Another advantage of placing the post near your cat’s sleeping area is that it creates a positive association between the post and a comfortable, familiar environment. This familiarity can help your cat feel more inclined to use the post regularly.
Keep in mind that every cat is unique, so you might need to experiment with different locations to find the one that works best for your furry friend. If you notice your cat isn’t using the post in its current location, don’t be discouraged. Simply try moving it to another spot until you find the perfect place.
3. Use catnip or treats to attract your cat.
There are several methods you can try. Here’s a list of some tried-and-true techniques to entice your feline friend to use their new scratching post:
- Catnip: Many cats go crazy for catnip, which is a natural herb that triggers a euphoric response in some felines. Sprinkling a bit of catnip on the post can make it instantly more attractive to your cat. For an even stronger effect, you can use a catnip spray, which is a concentrated solution that can be applied directly to the post.
- Treats: Strategically placing your cat’s favorite treats on or near the scratching post can be a great way to encourage them to explore and use it. You can even try hiding treats in the nooks and crannies of the post for your cat to discover as they scratch.
- Toys: Hanging a toy from the top of the post or attaching it to the side can provide an added incentive for your cat to interact with the post. Cats love to play and hunt, so incorporating a toy into the post can make it even more engaging and enjoyable for them.
- Pheromone spray: Some companies produce synthetic feline facial pheromone sprays that mimic the natural scent markers left by cats when they rub their faces on objects. Spraying a bit of this pheromone on the post can make your cat more likely to accept and use it.
4. Show your cat how to scratch by gently taking their paws.
Cats are intelligent creatures and can learn from observation, so showing your cat how to use the scratching post can be a helpful training technique. Gently guiding your cat’s paws can teach them the proper motion for scratching and help them understand what the post is for.
To start, make sure your cat is relaxed and comfortable. It’s important to avoid forcing your cat or causing them any stress during the process. Instead, choose a moment when they’re calm and receptive to your touch.
Next, gently take one of your cat’s front paws in your hand and mimic the scratching motion on the post. You can do this by lightly dragging their claws down the post’s surface, simulating the action they would perform if they were scratching on their own. Be careful not to apply too much pressure or pull too hard, as you don’t want to hurt your cat or make them feel uncomfortable.
While demonstrating, you can also use verbal cues, such as saying “scratch” or “good kitty,” to create an association between the action and the word. This can be helpful for reinforcing the behavior over time.
Keep in mind that some cats might need a little more encouragement than others. If your cat doesn’t seem interested in the post after a few attempts, try combining this technique with some of the enticing methods mentioned earlier, like using catnip or treats.
5. Reward with treats or praise when they use the post.
Rewarding your cat helps creating a strong association between the action of scratching and a positive outcome, making them more likely to continue the behavior.

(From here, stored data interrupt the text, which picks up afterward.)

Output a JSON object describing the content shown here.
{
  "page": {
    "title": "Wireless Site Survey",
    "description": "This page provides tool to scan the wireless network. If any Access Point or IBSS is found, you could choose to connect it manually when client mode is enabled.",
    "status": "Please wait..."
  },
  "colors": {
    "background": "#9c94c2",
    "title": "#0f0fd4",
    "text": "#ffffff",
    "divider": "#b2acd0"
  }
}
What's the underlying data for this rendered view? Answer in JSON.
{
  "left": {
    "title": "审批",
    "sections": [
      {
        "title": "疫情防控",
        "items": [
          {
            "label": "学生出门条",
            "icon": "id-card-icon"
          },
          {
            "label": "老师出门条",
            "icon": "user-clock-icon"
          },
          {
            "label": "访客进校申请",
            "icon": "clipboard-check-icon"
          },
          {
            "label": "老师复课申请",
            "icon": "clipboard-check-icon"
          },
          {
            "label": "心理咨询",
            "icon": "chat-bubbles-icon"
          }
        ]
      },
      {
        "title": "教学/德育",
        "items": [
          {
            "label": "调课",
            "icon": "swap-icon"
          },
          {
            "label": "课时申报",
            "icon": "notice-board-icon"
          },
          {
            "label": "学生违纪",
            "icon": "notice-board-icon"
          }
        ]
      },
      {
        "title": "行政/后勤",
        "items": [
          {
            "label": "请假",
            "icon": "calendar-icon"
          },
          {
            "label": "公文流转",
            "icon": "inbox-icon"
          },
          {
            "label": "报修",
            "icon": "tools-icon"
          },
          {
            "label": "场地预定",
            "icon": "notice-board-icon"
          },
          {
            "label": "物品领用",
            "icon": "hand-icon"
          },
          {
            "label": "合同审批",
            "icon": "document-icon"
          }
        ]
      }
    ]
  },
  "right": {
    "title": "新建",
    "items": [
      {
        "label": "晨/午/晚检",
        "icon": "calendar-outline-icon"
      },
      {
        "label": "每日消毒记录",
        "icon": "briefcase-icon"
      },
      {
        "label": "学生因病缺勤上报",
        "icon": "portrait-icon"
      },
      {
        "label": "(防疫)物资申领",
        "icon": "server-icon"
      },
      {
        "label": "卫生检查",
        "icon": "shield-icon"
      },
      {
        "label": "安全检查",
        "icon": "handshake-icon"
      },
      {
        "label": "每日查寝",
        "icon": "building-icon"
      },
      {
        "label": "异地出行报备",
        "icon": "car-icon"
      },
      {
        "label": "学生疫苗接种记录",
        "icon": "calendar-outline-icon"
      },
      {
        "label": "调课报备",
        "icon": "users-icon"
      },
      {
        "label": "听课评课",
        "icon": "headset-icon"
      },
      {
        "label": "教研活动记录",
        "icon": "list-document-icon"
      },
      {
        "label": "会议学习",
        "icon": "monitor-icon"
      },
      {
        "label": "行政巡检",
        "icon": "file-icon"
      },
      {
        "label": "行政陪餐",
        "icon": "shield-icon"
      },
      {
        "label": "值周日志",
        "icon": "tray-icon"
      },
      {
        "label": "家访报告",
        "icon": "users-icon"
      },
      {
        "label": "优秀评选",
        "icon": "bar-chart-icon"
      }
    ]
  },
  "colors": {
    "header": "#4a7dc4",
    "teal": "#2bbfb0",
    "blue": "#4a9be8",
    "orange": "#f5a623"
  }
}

When your cat starts to scratch the post, be prepared with their favorite treats or a cheerful, enthusiastic “good kitty!” It’s essential to reward your cat immediately after they’ve used the post so they can make a clear connection between the action and the reward. Consistency is also crucial, as it helps reinforce the behavior over time.
You can also reward your cat with extra attention or a brief play session. Many cats enjoy being petted or having their favorite toy dangled in front of them, so incorporating these elements into the training process can further motivate them to use the post.

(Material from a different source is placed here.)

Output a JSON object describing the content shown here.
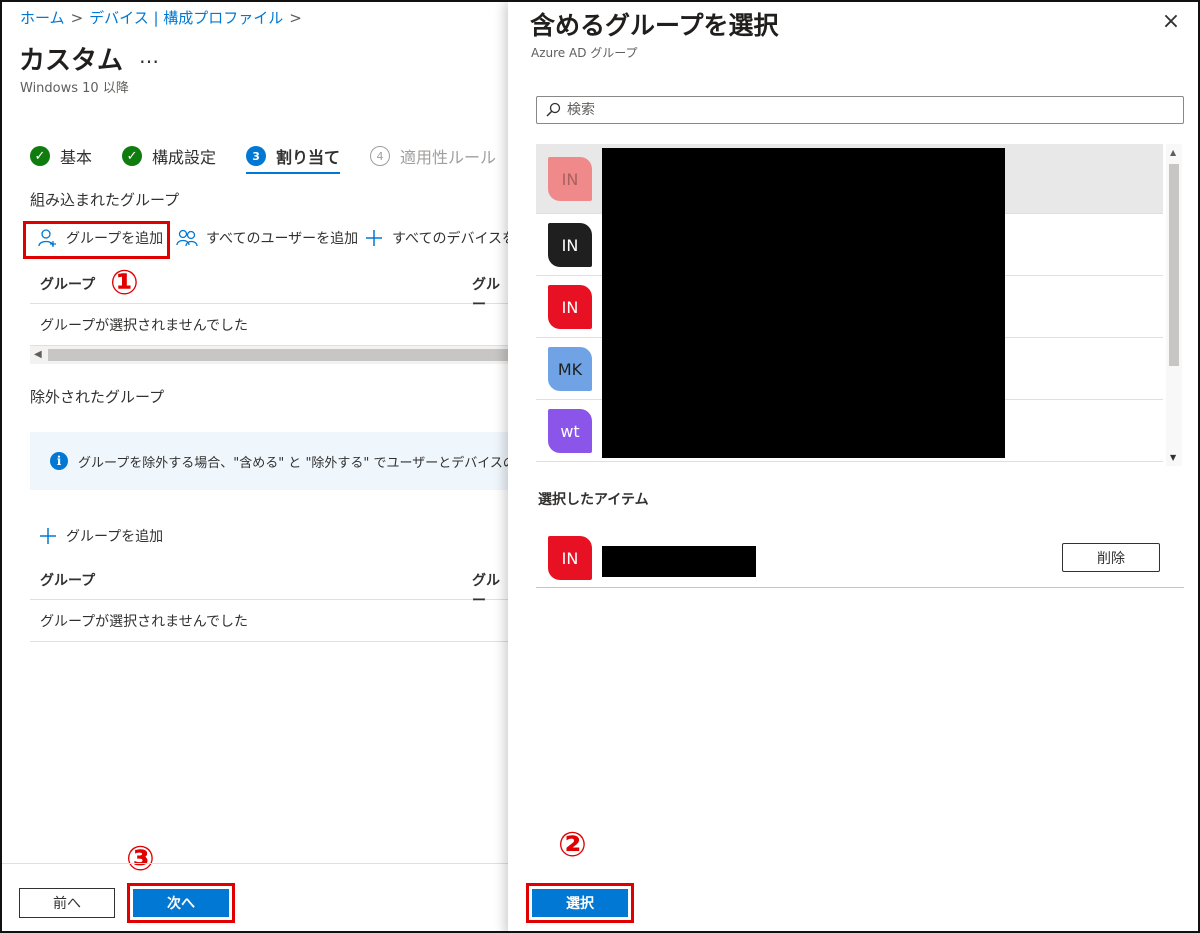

Each cat is unique, and what works for one may not work for another. If your cat doesn’t respond to one type of reward, try something different until you find the perfect incentive. Some cats might prefer a specific treat or a particular kind of praise, so don’t be afraid to experiment and find what works best for your feline friend.
6. Discourage scratching elsewhere with deterrents.

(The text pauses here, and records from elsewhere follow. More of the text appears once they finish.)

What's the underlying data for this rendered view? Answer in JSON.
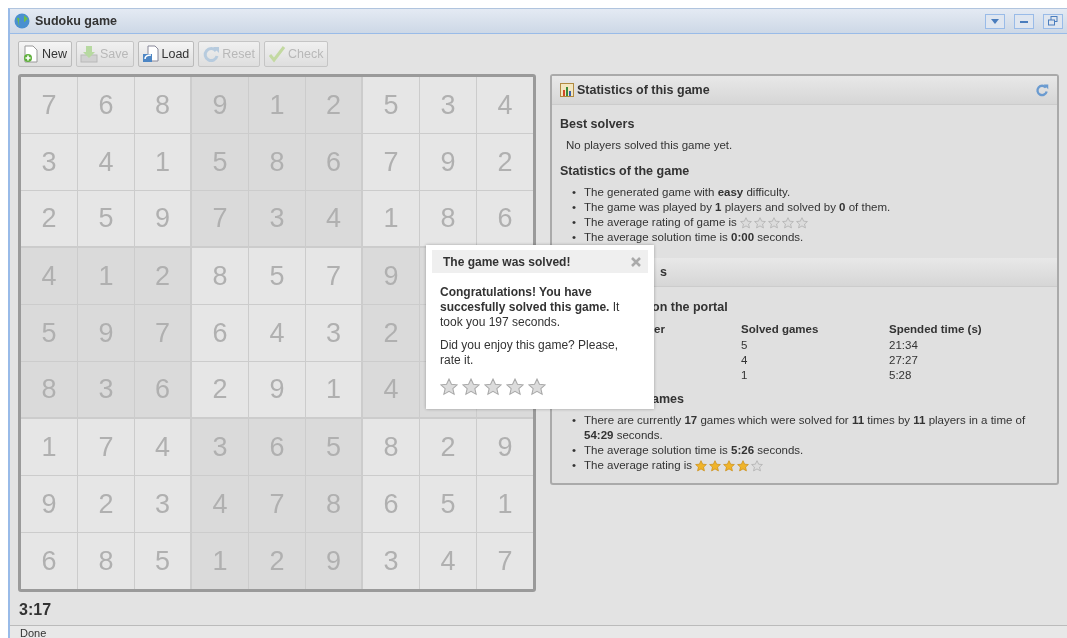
{
  "window": {
    "title": "Sudoku game"
  },
  "toolbar": [
    {
      "kind": "new",
      "label": "New",
      "disabled": false
    },
    {
      "kind": "save",
      "label": "Save",
      "disabled": true
    },
    {
      "kind": "load",
      "label": "Load",
      "disabled": false
    },
    {
      "kind": "reset",
      "label": "Reset",
      "disabled": true
    },
    {
      "kind": "check",
      "label": "Check",
      "disabled": true
    }
  ],
  "board": [
    [
      "7",
      "6",
      "8",
      "9",
      "1",
      "2",
      "5",
      "3",
      "4"
    ],
    [
      "3",
      "4",
      "1",
      "5",
      "8",
      "6",
      "7",
      "9",
      "2"
    ],
    [
      "2",
      "5",
      "9",
      "7",
      "3",
      "4",
      "1",
      "8",
      "6"
    ],
    [
      "4",
      "1",
      "2",
      "8",
      "5",
      "7",
      "9"
    ],
    [
      "5",
      "9",
      "7",
      "6",
      "4",
      "3",
      "2"
    ],
    [
      "8",
      "3",
      "6",
      "2",
      "9",
      "1",
      "4"
    ],
    [
      "1",
      "7",
      "4",
      "3",
      "6",
      "5",
      "8",
      "2",
      "9"
    ],
    [
      "9",
      "2",
      "3",
      "4",
      "7",
      "8",
      "6",
      "5",
      "1"
    ],
    [
      "6",
      "8",
      "5",
      "1",
      "2",
      "9",
      "3",
      "4",
      "7"
    ]
  ],
  "timer": "3:17",
  "game_stats": {
    "title": "Statistics of this game",
    "best_solvers_heading": "Best solvers",
    "best_solvers_text": "No players solved this game yet.",
    "stats_heading": "Statistics of the game",
    "items": [
      {
        "kind": "text",
        "bullet": "•",
        "text": "The generated game with **easy** difficulty."
      },
      {
        "kind": "text",
        "bullet": "•",
        "text": "The game was played by **1** players and solved by **0** of them."
      },
      {
        "kind": "rating",
        "bullet": "•",
        "text": "The average rating of game is",
        "stars": 0
      },
      {
        "kind": "text",
        "bullet": "•",
        "text": "The average solution time is **0:00** seconds."
      }
    ]
  },
  "portal_stats": {
    "title": "s",
    "heading": "on the portal",
    "columns": [
      "er",
      "Solved games",
      "Spended time (s)"
    ],
    "rows": [
      [
        "",
        "5",
        "21:34"
      ],
      [
        "",
        "4",
        "27:27"
      ],
      [
        "",
        "1",
        "5:28"
      ]
    ],
    "games_heading": "ames",
    "items": [
      {
        "kind": "text",
        "bullet": "•",
        "text": "There are currently **17** games which were solved for **11** times by **11** players in a time of **54:29** seconds."
      },
      {
        "kind": "text",
        "bullet": "•",
        "text": "The average solution time is **5:26** seconds."
      },
      {
        "kind": "rating",
        "bullet": "•",
        "text": "The average rating is",
        "stars": 4
      }
    ]
  },
  "dialog": {
    "title": "The game was solved!",
    "message": "**Congratulations! You have succesfully solved this game.** It took you 197 seconds.",
    "question": "Did you enjoy this game? Please, rate it.",
    "stars": 0
  },
  "status_bar": "Done"
}
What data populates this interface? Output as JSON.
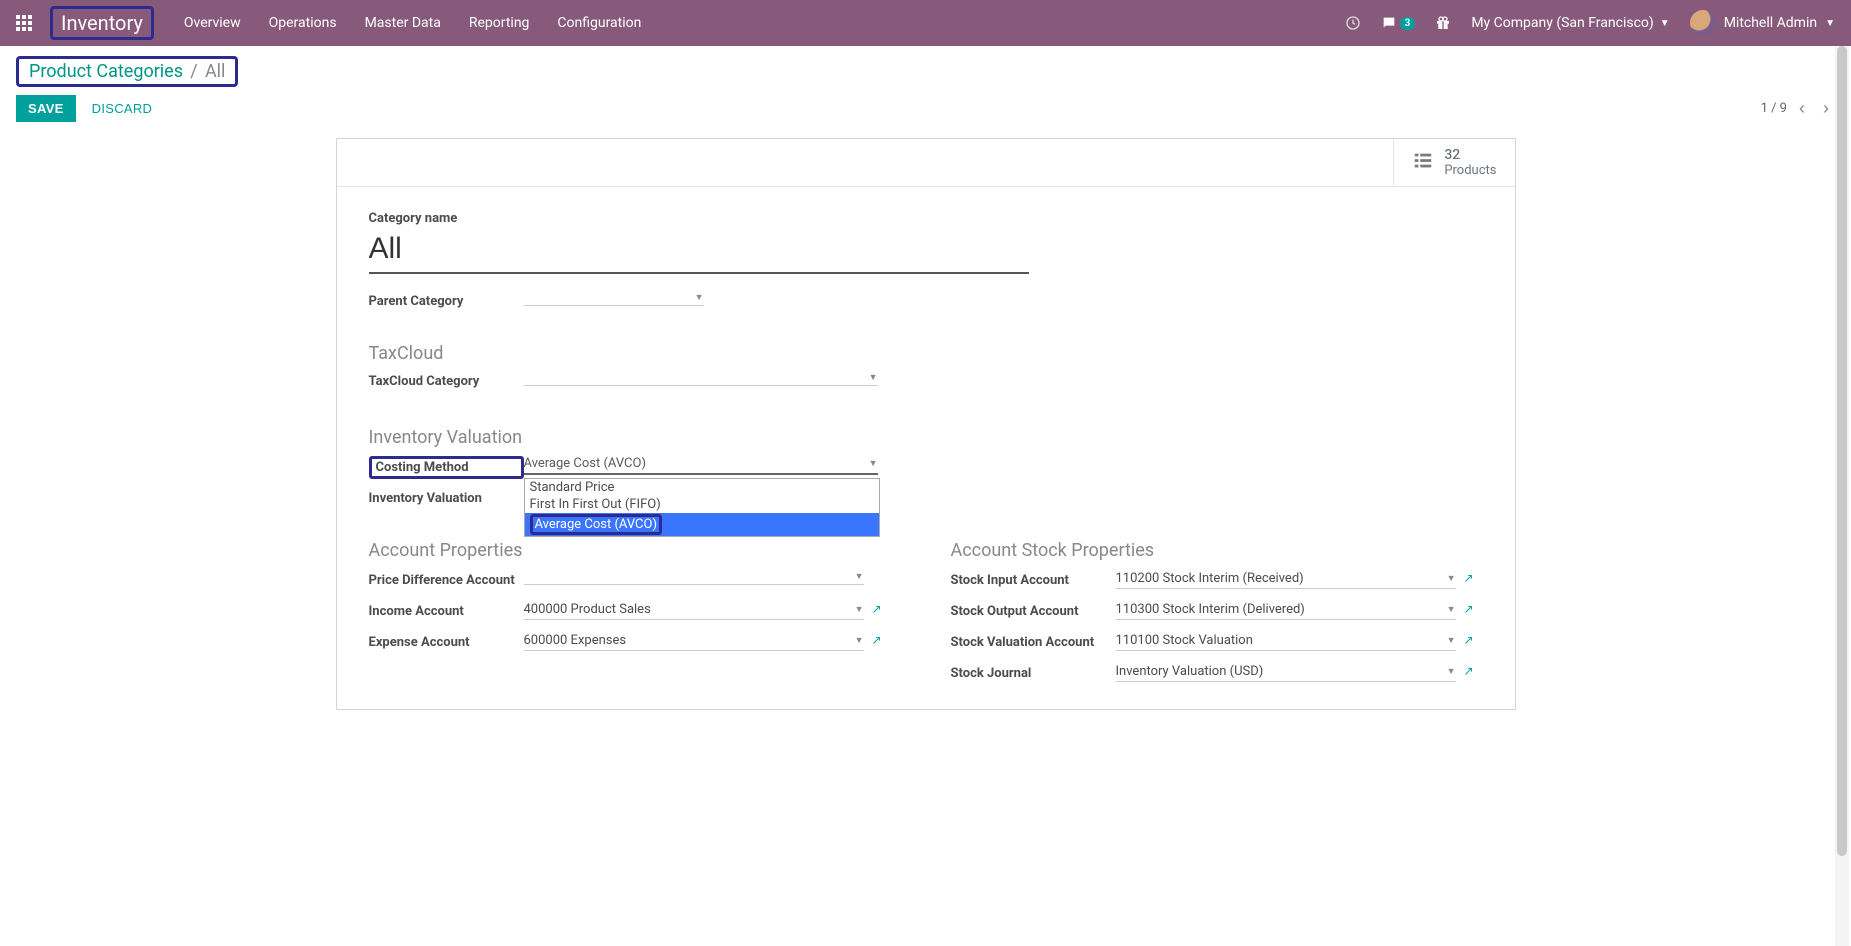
{
  "nav": {
    "brand": "Inventory",
    "items": [
      "Overview",
      "Operations",
      "Master Data",
      "Reporting",
      "Configuration"
    ],
    "msg_count": "3",
    "company": "My Company (San Francisco)",
    "user": "Mitchell Admin"
  },
  "breadcrumb": {
    "parent": "Product Categories",
    "current": "All"
  },
  "buttons": {
    "save": "Save",
    "discard": "Discard"
  },
  "pager": {
    "pos": "1 / 9"
  },
  "stat": {
    "count": "32",
    "label": "Products"
  },
  "form": {
    "name_label": "Category name",
    "name_value": "All",
    "parent_label": "Parent Category",
    "parent_value": ""
  },
  "taxcloud": {
    "heading": "TaxCloud",
    "cat_label": "TaxCloud Category",
    "cat_value": ""
  },
  "inventory": {
    "heading": "Inventory Valuation",
    "costing_label": "Costing Method",
    "costing_value": "Average Cost (AVCO)",
    "costing_options": [
      "Standard Price",
      "First In First Out (FIFO)",
      "Average Cost (AVCO)"
    ],
    "valuation_label": "Inventory Valuation"
  },
  "accprops": {
    "heading": "Account Properties",
    "price_diff_label": "Price Difference Account",
    "price_diff_value": "",
    "income_label": "Income Account",
    "income_value": "400000 Product Sales",
    "expense_label": "Expense Account",
    "expense_value": "600000 Expenses"
  },
  "stockprops": {
    "heading": "Account Stock Properties",
    "input_label": "Stock Input Account",
    "input_value": "110200 Stock Interim (Received)",
    "output_label": "Stock Output Account",
    "output_value": "110300 Stock Interim (Delivered)",
    "valuation_label": "Stock Valuation Account",
    "valuation_value": "110100 Stock Valuation",
    "journal_label": "Stock Journal",
    "journal_value": "Inventory Valuation (USD)"
  }
}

There are several deterrents you can use to protect your furniture and belongings while your cat learns to use their post. Here’s a list of methods to help prevent unwanted scratching:
- Double-sided tape: Applying double-sided tape to furniture or other surfaces your cat tends to scratch can be an effective deterrent. Cats dislike the sticky feeling on their paws, so they will be less likely to scratch the taped areas.
- Furniture covers: Using furniture covers made of materials that are unappealing to cats, such as vinyl or plastic, can help protect your belongings during the training process. These materials don’t provide the same satisfying texture as upholstery or carpet, so your cat will be more likely to choose the scratching post instead.
- Citrus scents: Many cats dislike the smell of citrus, so spraying a citrus-scented air freshener or using citrus essential oils around the areas you want to protect can help deter your cat from scratching. Just make sure to use a pet-safe product and avoid spraying it directly on your cat.
- Repellent sprays: Commercially available cat repellent sprays can be used to deter your cat from scratching specific areas. These sprays usually contain scents that cats find unpleasant, so applying them to your furniture or other surfaces can help keep your cat away.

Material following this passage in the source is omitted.